Lustre layers the following protocols above TCP/IP...

<lustre service specific>
lustre RPC
LNET
socket LND

Andreas's previous reply should be enough to start understanding the lustre RPC 
and above, so here's some stuff on the levels below.
Relevent headers are...

   <lustre>/lnet/include/lnet/socklnd.h
   <lustre>/lnet/include/lnet/lib-types.h


Socket LND protocol
-------------------

The HELLO message is the first thing sent on the TCP/IP bytestream and it's 
used to negotiate connection attributes.  The protocol
version is determined by looking at the first 4+4 bytes of the hello message, 
which contain a magic number and the protocol version

In KSOCK_PROTO_V1, the hello message is an lnet_hdr_t of type LNET_MSG_HELLO, 
with the dest_nid replaced by lnet_magicversion_t.
This is followed by 'payload_length' bytes of IP addresses (each 4 bytes) which 
list the interfaces that the sending socklnd owns.
The whole message is sent in LE byte order.  

There is no socklnd level V1 protocol after the initial HELLO - i.e. everything 
that follows is unencapsulated LNET messages.

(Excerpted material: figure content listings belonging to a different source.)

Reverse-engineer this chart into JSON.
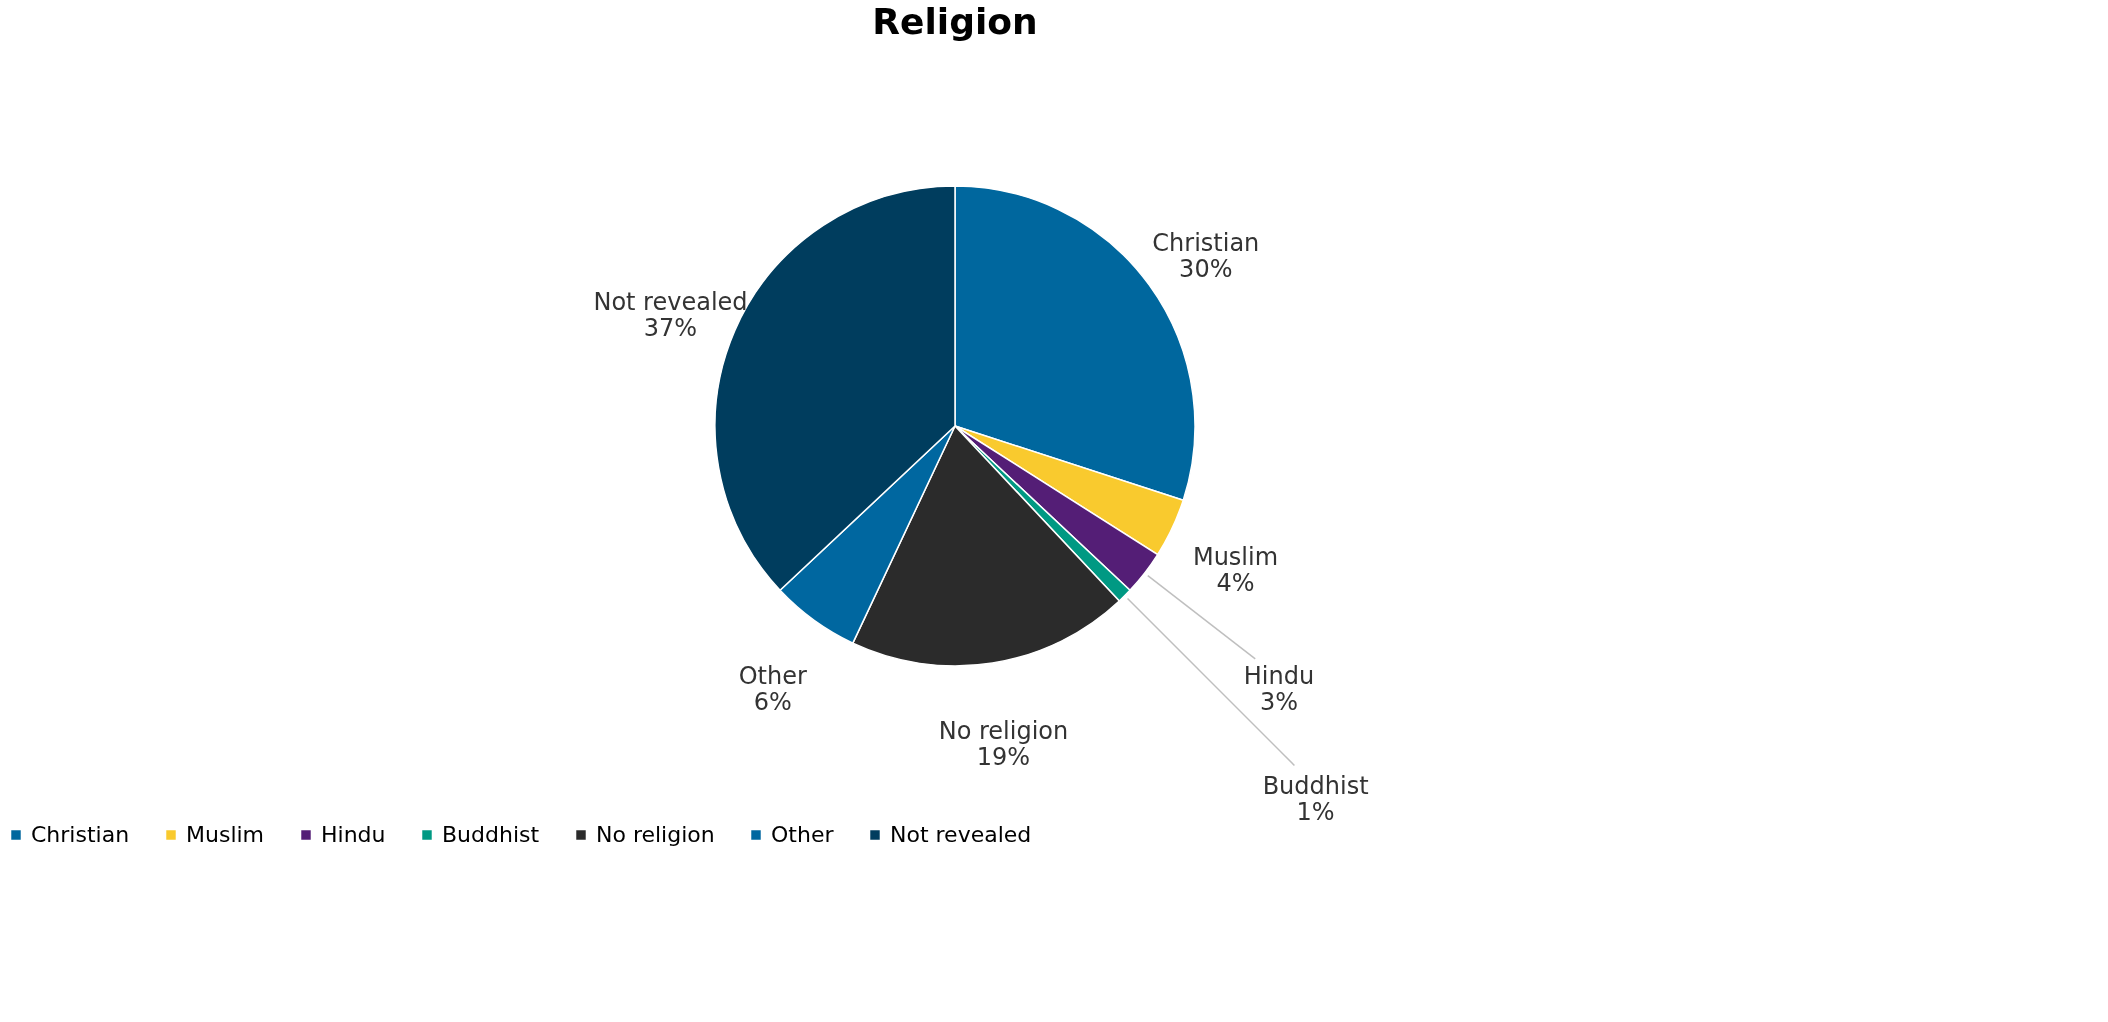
{
  "chart_data": {
    "type": "pie",
    "title": "Religion",
    "categories": [
      "Christian",
      "Muslim",
      "Hindu",
      "Buddhist",
      "No religion",
      "Other",
      "Not revealed"
    ],
    "values": [
      30,
      4,
      3,
      1,
      19,
      6,
      37
    ],
    "value_labels": [
      "30%",
      "4%",
      "3%",
      "1%",
      "19%",
      "6%",
      "37%"
    ],
    "colors": [
      "#00679e",
      "#f9ca2e",
      "#541e76",
      "#009983",
      "#2b2b2b",
      "#0067a0",
      "#003d5e"
    ],
    "legend": "bottom"
  }
}
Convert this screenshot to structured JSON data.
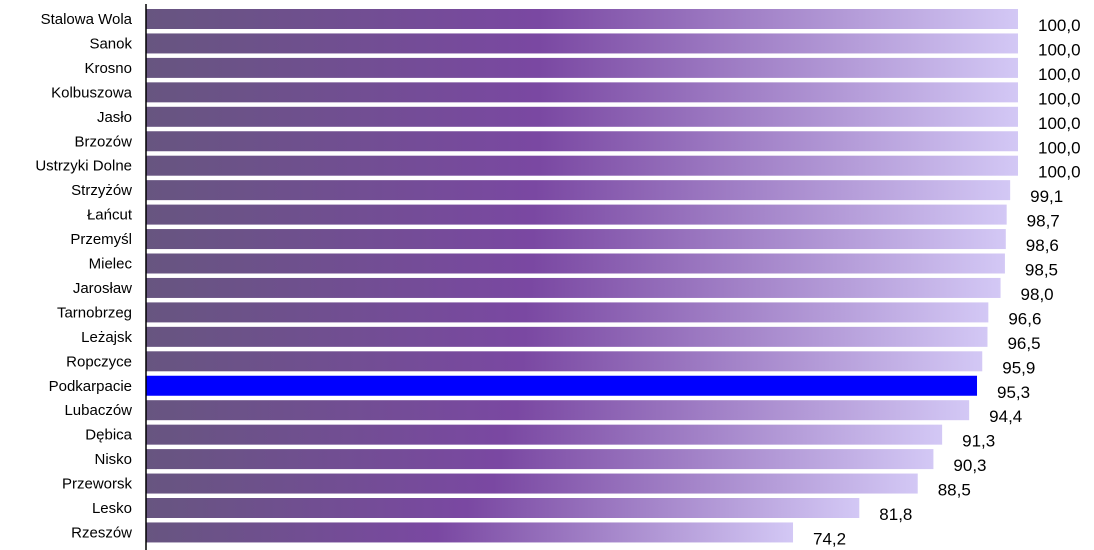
{
  "chart_data": {
    "type": "bar",
    "orientation": "horizontal",
    "categories": [
      "Stalowa Wola",
      "Sanok",
      "Krosno",
      "Kolbuszowa",
      "Jasło",
      "Brzozów",
      "Ustrzyki Dolne",
      "Strzyżów",
      "Łańcut",
      "Przemyśl",
      "Mielec",
      "Jarosław",
      "Tarnobrzeg",
      "Leżajsk",
      "Ropczyce",
      "Podkarpacie",
      "Lubaczów",
      "Dębica",
      "Nisko",
      "Przeworsk",
      "Lesko",
      "Rzeszów"
    ],
    "values": [
      100.0,
      100.0,
      100.0,
      100.0,
      100.0,
      100.0,
      100.0,
      99.1,
      98.7,
      98.6,
      98.5,
      98.0,
      96.6,
      96.5,
      95.9,
      95.3,
      94.4,
      91.3,
      90.3,
      88.5,
      81.8,
      74.2
    ],
    "value_labels": [
      "100,0",
      "100,0",
      "100,0",
      "100,0",
      "100,0",
      "100,0",
      "100,0",
      "99,1",
      "98,7",
      "98,6",
      "98,5",
      "98,0",
      "96,6",
      "96,5",
      "95,9",
      "95,3",
      "94,4",
      "91,3",
      "90,3",
      "88,5",
      "81,8",
      "74,2"
    ],
    "highlight_category": "Podkarpacie",
    "xlim": [
      0,
      100
    ],
    "title": "",
    "xlabel": "",
    "ylabel": "",
    "grid": false,
    "legend": "none",
    "colors": {
      "bar_gradient_start": "#675580",
      "bar_gradient_mid": "#7a48a2",
      "bar_gradient_end": "#d3c8f5",
      "highlight": "#0000ff",
      "axis": "#000000",
      "text": "#000000"
    }
  }
}
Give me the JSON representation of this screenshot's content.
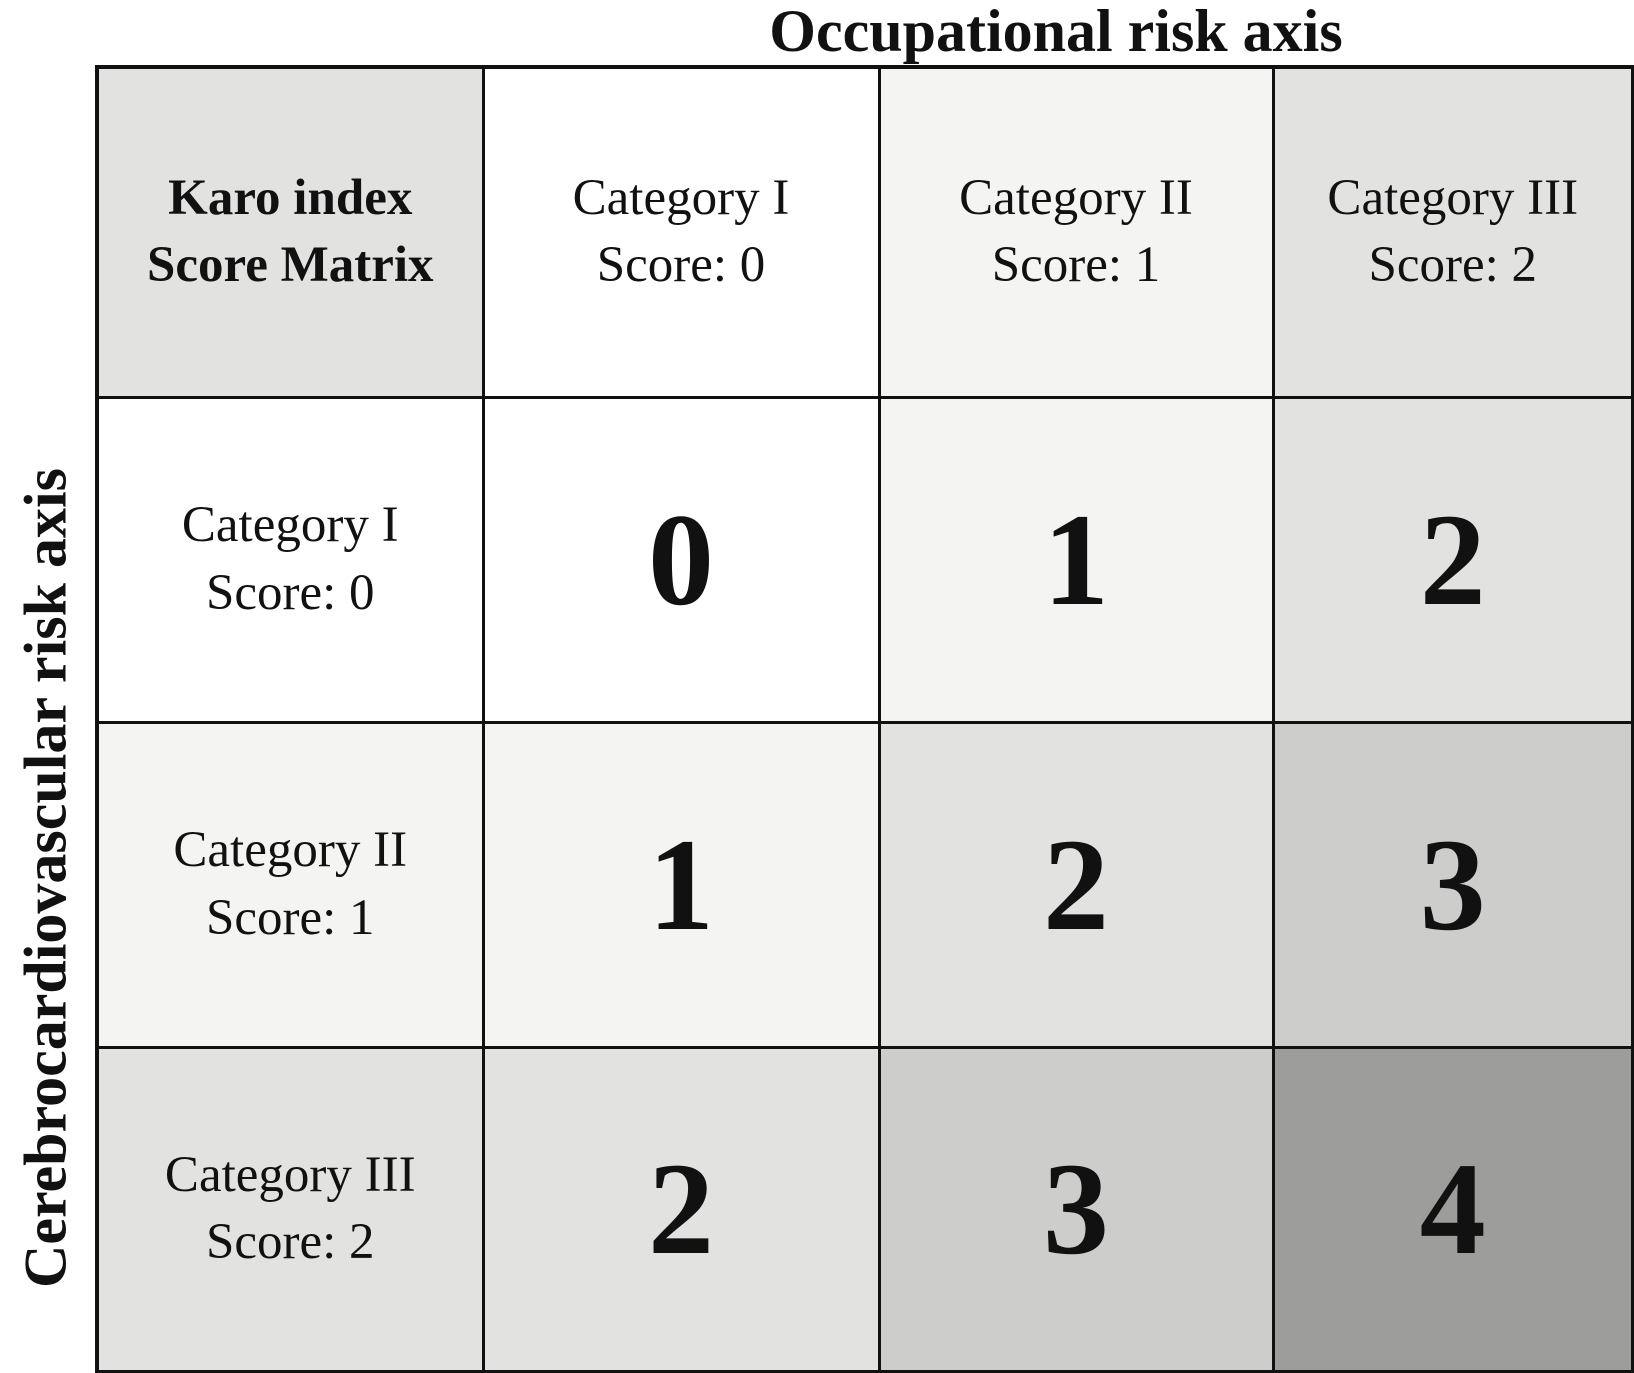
{
  "axes": {
    "top_title": "Occupational risk axis",
    "left_title": "Cerebrocardiovascular risk axis"
  },
  "corner": {
    "line1": "Karo index",
    "line2": "Score Matrix",
    "color": "#e2e2e1"
  },
  "columns": [
    {
      "label": "Category I",
      "score": "Score: 0",
      "color": "#ffffff"
    },
    {
      "label": "Category II",
      "score": "Score: 1",
      "color": "#f4f4f3"
    },
    {
      "label": "Category III",
      "score": "Score: 2",
      "color": "#e2e2e1"
    }
  ],
  "rows": [
    {
      "label": "Category I",
      "score": "Score: 0",
      "color": "#ffffff",
      "cells": [
        {
          "value": "0",
          "color": "#ffffff"
        },
        {
          "value": "1",
          "color": "#f4f4f3"
        },
        {
          "value": "2",
          "color": "#e2e2e1"
        }
      ]
    },
    {
      "label": "Category II",
      "score": "Score: 1",
      "color": "#f4f4f3",
      "cells": [
        {
          "value": "1",
          "color": "#f4f4f3"
        },
        {
          "value": "2",
          "color": "#e2e2e1"
        },
        {
          "value": "3",
          "color": "#cdcdcc"
        }
      ]
    },
    {
      "label": "Category III",
      "score": "Score: 2",
      "color": "#e2e2e1",
      "cells": [
        {
          "value": "2",
          "color": "#e2e2e1"
        },
        {
          "value": "3",
          "color": "#cdcdcc"
        },
        {
          "value": "4",
          "color": "#9d9d9b"
        }
      ]
    }
  ],
  "chart_data": {
    "type": "heatmap",
    "title": "Karo index Score Matrix",
    "x_axis_label": "Occupational risk axis",
    "y_axis_label": "Cerebrocardiovascular risk axis",
    "x_categories": [
      "Category I (Score: 0)",
      "Category II (Score: 1)",
      "Category III (Score: 2)"
    ],
    "y_categories": [
      "Category I (Score: 0)",
      "Category II (Score: 1)",
      "Category III (Score: 2)"
    ],
    "values": [
      [
        0,
        1,
        2
      ],
      [
        1,
        2,
        3
      ],
      [
        2,
        3,
        4
      ]
    ],
    "value_rule": "cell score = row score + column score",
    "value_range": [
      0,
      4
    ],
    "shade_scale": {
      "0": "#ffffff",
      "1": "#f4f4f3",
      "2": "#e2e2e1",
      "3": "#cdcdcc",
      "4": "#9d9d9b"
    },
    "legend_position": "none",
    "grid": true
  },
  "style": {
    "border_color": "#111111",
    "text_color": "#111111",
    "background": "#ffffff"
  }
}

In KSOCK_PROTO_V2, the hello message is a ksock_hello_msg_t.  The whole message 
is sent in sender's byte order and you can use the
bytesex of 'kshm_magic' on arrival to determine if the receiver needs to flip.  
>From then on every message is a ksock_msg_t also sent in the sender's byte 
>order.  This either encapsulates an LNET message
(ksm_type == KSOCK_MSG_LNET) or is a NOOP.  Every message includes zero-copy 
request and ACK cookies in every message so that a
zero-copy sender can determine when the source buffer can be released without 
resorting to a kernel patch.  The NOOP is provided for
delivering a zero-copy ACK when there is no LNET message to piggy-back it on.

Note that the socklnd may connect to its peers via a "bundle" of sockets - one 
for bidirectional "ping-pong" data and the other 2
for unidirectional bulk data.  However the message protocol on every socket is 
as described above.

LNET protocol
-------------

Every LNET message is an lnet_hdr_t sent in LE byte order followed by 
'payload_length' bytes of opaque payload data.  There are 4
types...

PUT   - request to send data contained in the payload
ACK   - response to a PUT with ack_wmd != LNET_WIRE_HANDLE_NONE
GET   - request to fetch data
REPLY - response to a GET with data in the payload

ACK and GET messages typically have 0 bytes of payload.